Under EU rules, car firms are required to achieve increasingly tough average CO2 emissions targets for their car fleets. Any that misses its target faces a heavy fine of €95 (£77) per vehicle per g/km.

However, the EU does allow car firms to combine their fleets into pools, which it then counts as a single entity when determining average CO2 emissions. That has led to a number of deals with firms set to miss their fleet targets paying manufacturers with low emissions to join a pool.

Last year, JLR joined Honda in a pool formed by Tesla, and will again stay part of it this year – a move confirmed on the European Commission website, having been initially reported by industry analyst Matthias Schmidt.

With Tesla’s fleet entirely electric and therefore emissions-free, the move will likely help JLR to avoid potential fines for missing its targets. The financial terms of the deal are also unknown.

Schmidt reported that JLR’s only pure-electric vehicle, the Jaguar I-Pace, is struggling to meet its derogated target of 131.8g/km. Land Rover’s first EV will launch in 2024, Autocar previously reported.

It is possible that the impact of the global semiconductor shortage on JLR’s production and sales mix could have impacted any aim to hit targets.

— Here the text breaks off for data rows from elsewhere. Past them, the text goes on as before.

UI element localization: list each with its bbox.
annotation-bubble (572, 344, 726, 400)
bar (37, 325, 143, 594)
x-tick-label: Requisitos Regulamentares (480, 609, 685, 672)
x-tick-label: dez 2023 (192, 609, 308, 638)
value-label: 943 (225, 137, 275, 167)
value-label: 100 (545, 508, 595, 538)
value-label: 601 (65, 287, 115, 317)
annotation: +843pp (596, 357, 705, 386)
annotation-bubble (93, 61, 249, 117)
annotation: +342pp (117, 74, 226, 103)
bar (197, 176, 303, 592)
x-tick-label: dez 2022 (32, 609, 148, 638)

JLR wouldn’t be the first firm to pay substantial sums of money to Tesla for help in hitting emissions targets. As well as Honda, Fiat Chrysler Automobiles was part of Tesla’s EU pool until the first half of 2021, while the EV firm has done similar deals with firms in the US. In 2018, Tesla made £164 million by selling such credits to rivals.

Other car firms have also benefitted from similar deals. Ford had to forge a deal with Volvo in 2020 to create a pool to avoid EU fines after delays in production of the Kuga plug-in hybrid, while last year’s Volkswagen Group’s pool includes MG and its Chinese parent firm SAIC.